Already, the Obama camp has exploited VAN’s front-end systems. Anyone who went through my.barackobama.com to call voters before election day was using VAN interfaces; the lists of voters came from the VAN servers. And when callers extracted information from voters–such as who they planned to vote for or what positions they held on various issues–this refined information fed back to the VAN database, where it lives on. “The big question is how to parlay this kind of organizational capability into other things, like governing, like getting legislation passed,” says VAN founder Mark Sullivan. Although he doesn’t know what the Obama administration is planning, Sullivan predicts that “going forward, people are going to govern through a very different level of communication with the people they are governing.”

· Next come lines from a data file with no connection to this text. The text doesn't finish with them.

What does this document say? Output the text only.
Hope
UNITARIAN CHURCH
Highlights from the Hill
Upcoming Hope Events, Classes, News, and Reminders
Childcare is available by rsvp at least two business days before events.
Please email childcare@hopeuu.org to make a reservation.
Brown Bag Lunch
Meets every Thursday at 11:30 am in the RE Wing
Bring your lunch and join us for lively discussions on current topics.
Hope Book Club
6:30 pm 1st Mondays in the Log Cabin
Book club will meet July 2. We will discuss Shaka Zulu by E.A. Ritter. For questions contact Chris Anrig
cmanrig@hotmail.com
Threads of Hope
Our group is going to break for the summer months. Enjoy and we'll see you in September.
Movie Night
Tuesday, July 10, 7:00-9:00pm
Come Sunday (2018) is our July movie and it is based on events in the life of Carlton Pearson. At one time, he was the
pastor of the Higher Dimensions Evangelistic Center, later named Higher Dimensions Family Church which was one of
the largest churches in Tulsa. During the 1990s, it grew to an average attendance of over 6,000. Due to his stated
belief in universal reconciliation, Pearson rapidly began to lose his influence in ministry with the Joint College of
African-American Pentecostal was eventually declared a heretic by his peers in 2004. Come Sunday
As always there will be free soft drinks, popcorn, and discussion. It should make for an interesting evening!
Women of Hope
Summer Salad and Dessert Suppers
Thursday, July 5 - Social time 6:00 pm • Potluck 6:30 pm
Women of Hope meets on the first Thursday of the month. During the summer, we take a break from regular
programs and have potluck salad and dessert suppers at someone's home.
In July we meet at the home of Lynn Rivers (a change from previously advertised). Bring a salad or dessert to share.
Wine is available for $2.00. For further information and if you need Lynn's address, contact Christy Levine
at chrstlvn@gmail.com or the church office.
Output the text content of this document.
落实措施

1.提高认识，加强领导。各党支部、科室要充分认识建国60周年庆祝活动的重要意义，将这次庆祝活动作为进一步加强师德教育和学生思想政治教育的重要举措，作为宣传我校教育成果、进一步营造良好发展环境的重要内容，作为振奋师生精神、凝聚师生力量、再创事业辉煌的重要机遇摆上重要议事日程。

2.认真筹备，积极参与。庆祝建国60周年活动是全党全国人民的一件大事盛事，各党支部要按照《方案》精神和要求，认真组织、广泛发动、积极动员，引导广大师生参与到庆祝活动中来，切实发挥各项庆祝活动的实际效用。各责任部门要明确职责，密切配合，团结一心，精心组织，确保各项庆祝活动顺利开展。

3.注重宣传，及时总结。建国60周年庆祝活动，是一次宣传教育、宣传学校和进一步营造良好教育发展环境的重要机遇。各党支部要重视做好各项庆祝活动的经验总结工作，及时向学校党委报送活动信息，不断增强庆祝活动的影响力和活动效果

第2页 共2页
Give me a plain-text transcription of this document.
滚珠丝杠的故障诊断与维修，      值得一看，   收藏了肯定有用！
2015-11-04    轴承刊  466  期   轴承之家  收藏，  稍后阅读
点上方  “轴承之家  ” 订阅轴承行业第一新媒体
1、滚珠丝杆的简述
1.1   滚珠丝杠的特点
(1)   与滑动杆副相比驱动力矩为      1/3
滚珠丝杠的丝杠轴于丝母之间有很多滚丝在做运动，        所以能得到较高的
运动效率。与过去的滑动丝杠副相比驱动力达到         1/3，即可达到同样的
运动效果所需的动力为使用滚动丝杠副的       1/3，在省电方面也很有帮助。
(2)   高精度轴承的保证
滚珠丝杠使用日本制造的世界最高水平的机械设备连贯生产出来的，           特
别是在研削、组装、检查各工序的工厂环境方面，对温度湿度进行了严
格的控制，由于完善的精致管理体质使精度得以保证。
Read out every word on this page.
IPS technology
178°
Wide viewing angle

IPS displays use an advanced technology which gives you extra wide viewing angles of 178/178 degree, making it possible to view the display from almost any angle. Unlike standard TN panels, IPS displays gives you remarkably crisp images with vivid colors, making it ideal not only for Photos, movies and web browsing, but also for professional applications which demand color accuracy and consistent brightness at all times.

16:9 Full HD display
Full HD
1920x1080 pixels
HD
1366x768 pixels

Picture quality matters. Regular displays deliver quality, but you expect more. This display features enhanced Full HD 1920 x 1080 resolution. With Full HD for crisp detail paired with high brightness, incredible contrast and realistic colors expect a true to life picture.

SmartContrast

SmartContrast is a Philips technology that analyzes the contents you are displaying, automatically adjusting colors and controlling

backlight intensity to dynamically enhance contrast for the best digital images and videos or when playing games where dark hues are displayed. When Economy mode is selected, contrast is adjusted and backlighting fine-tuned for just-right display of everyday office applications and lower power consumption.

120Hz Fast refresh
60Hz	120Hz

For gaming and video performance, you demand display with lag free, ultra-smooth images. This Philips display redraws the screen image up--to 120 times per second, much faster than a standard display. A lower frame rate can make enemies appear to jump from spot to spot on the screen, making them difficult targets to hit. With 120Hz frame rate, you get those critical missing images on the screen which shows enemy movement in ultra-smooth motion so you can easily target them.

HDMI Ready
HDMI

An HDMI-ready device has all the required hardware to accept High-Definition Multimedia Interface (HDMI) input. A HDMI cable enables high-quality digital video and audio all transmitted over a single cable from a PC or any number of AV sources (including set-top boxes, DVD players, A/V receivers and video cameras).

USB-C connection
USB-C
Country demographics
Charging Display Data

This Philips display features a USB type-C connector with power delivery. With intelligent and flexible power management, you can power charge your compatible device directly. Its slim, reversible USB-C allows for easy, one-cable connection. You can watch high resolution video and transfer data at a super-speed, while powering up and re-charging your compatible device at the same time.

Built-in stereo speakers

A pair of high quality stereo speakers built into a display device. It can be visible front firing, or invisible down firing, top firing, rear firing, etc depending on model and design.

For example, pity the member of Congress who might try to hold up Obama legislation on, say, health care. In theory, supporters of the Obama administration could use the VAN database to generate lists of registered voters who not only live in that member’s congressional district, but who also expressed a strong interest in health-care reform or attended an Obama health-care event during the campaign. The database could also indicate who was likely to take up the fight, based on their prior history of donating or phone-bank volunteering, and provide clues about how these constituents could best be unleashed against the offending lawmaker.
The Obama administration or its supporters could also tap into the collective intelligence stored in the databases of Catalist, a voter-database company founded by Harold Ickes, former deputy chief of staff in the Clinton White House. Catalist synthesizes databases of myriad progressive organizations to build ever-more-sophisticated understanding of voters’ belief systems and how they translate into votes and support across causes. Ickes says, “Come January, as [Obama and his team] start to focus legislatively on what their program is going to be–big stimulus package, health care, employee free-choice act–they will have some big initiatives. Obama is thinking big, but when you think big, you have to mobilize people. You can go [to specific groups] with a very targeted message … and have them, in turn, call and write and telephone and text-message. It is enormously powerful.”